At the moment, she says, “the areas and categories where plant-based performs the strongest are the well-established categories where you have a significant footfall and a significant level of penetration”.
That could all change. “We all know that, in the medium to long term, the plant-based versions of the main category products will be such an important part of the consumer’s day to day – the future is most certainly going to be dominated by plant-based”.
Crucially, Bowes sees her plant-based formula as an addition to – rather than a deviation from – the core principle of Biotiful. That is to promote the concept of gut health to the masses.
“It’s important not to overcomplicate this,” she says. “Fundamentally, our bodies are one system, so it’s not surprising that everything is interconnected.
“What is perhaps surprising is that what’s inside of one very significant organ – our digestive tract – can be described as two to two-and-a-half kilograms of other organisms that co-habit us. And the impact that this combined living organism has on us is all-encompassing.
“What we take in to this system has a profound impact on how we operate and what energy we give out back to the world.”
While happy to talk about the principles of gut health, Bowes repeatedly stresses that she is “not a scientist”. But you get the sense that she approaches all areas of her business with an almost forensic attention to detail.
That’s not just the kefir itself. She has a fascination with the macro trends in food and drink, such as the growing consumer obsession with health and the rapid advancement of technology.

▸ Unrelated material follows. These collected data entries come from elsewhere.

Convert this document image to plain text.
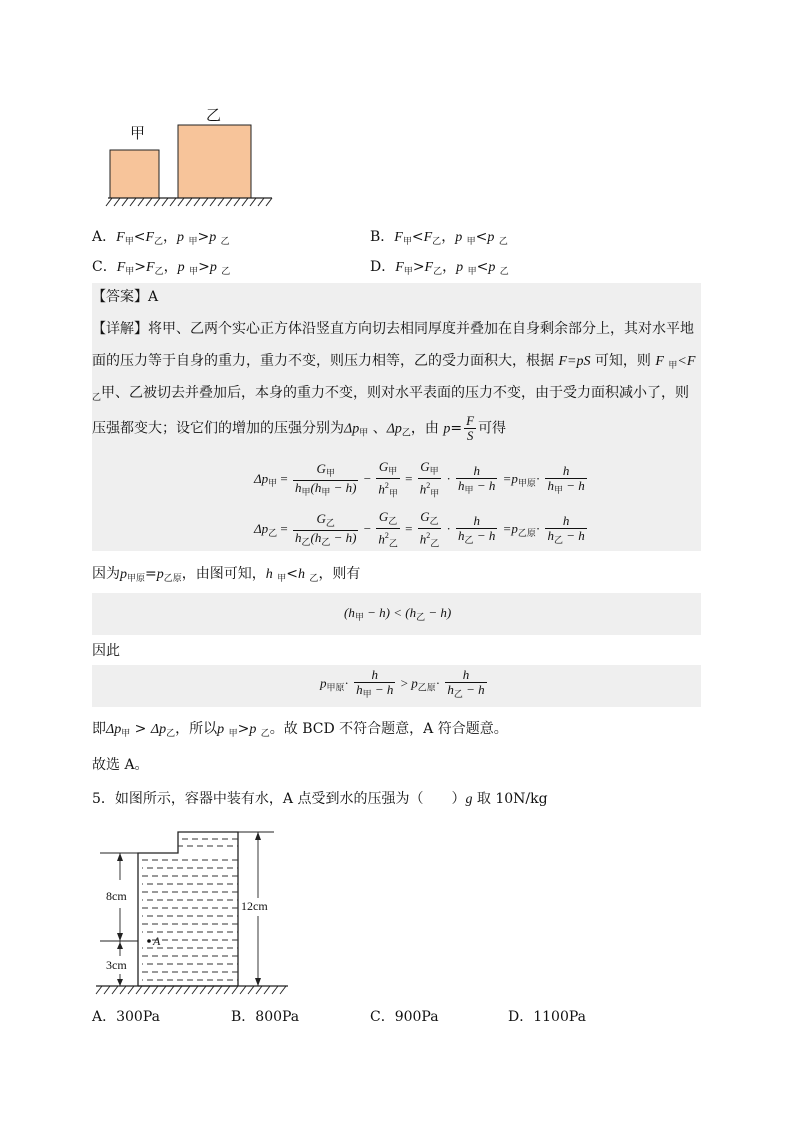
甲
乙
A．$F_甲<F_乙$，p $_甲$>p $_乙$	B．$F_甲<F_乙$，p $_甲$<p $_乙$
C．$F_甲>F_乙$，p $_甲$>p $_乙$	D．$F_甲>F_乙$，p $_甲$<p $_乙$
【答案】A
【详解】将甲、乙两个实心正方体沿竖直方向切去相同厚度并叠加在自身剩余部分上，其对水平地
面的压力等于自身的重力，重力不变，则压力相等，乙的受力面积大，根据 F=pS 可知，则 F $_甲$<F
$_乙$甲、乙被切去并叠加后，本身的重力不变，则对水平表面的压力不变，由于受力面积减小了，则
压强都变大；设它们的增加的压强分别为$\Delta p_甲$ 、$\Delta p_乙$，由 $p= \frac{F}{S}$ 可得
$\Delta p_甲 = \frac{G_甲}{h_甲(h_甲 - h)} - \frac{G_甲}{h^2_甲} = \frac{G_甲}{h^2_甲} \cdot \frac{h}{h_甲 - h} =p_{甲原}\cdot \frac{h}{h_甲 - h}$
$\Delta p_乙 = \frac{G_乙}{h_乙(h_乙 - h)} - \frac{G_乙}{h^2_乙} = \frac{G_乙}{h^2_乙} \cdot \frac{h}{h_乙 - h} =p_{乙原}\cdot \frac{h}{h_乙 - h}$
因为$p_{甲原}=p_{乙原}$，由图可知，h $_甲$<h $_乙$，则有
$(h_甲 - h) < (h_乙 - h)$
因此
$p_{甲原}\cdot \frac{h}{h_甲 - h} > p_{乙原}\cdot \frac{h}{h_乙 - h}$
即$\Delta p_甲 > \Delta p_乙$，所以p $_甲$>p $_乙$。故 BCD 不符合题意，A 符合题意。
故选 A。
5．如图所示，容器中装有水，A 点受到水的压强为（　　）g 取 10N/kg
8cm
3cm
A
12cm
A．300Pa	B．800Pa	C．900Pa	D．1100Pa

For her, those two trends have the potential to meet, in the form of personalised nutrition.
“In the context of balance and what we take in – probiotics, prebiotics, sleep, the active lifestyle – the balance is very intricate and none of that is ever going to be right in the same format for every one of us,” she says.
“So I believe nutrition and overall lifestyle advice and data around it is going to move towards personalisation,” Bowes explains.
“You can see the evidence of that already in the number of applications in this space. But there isn’t yet anything created that is so all-encompassing and slick that it appeals to the vast majority of the population.
“As far as nutrition goes, I don’t think the data is there yet in a format that can be properly personalised – but it will be fascinating to see how that will be delivered to us.”
If a plant-based kefir can be made, a technology-driven personalised nutrition service might not be that improbable, after all.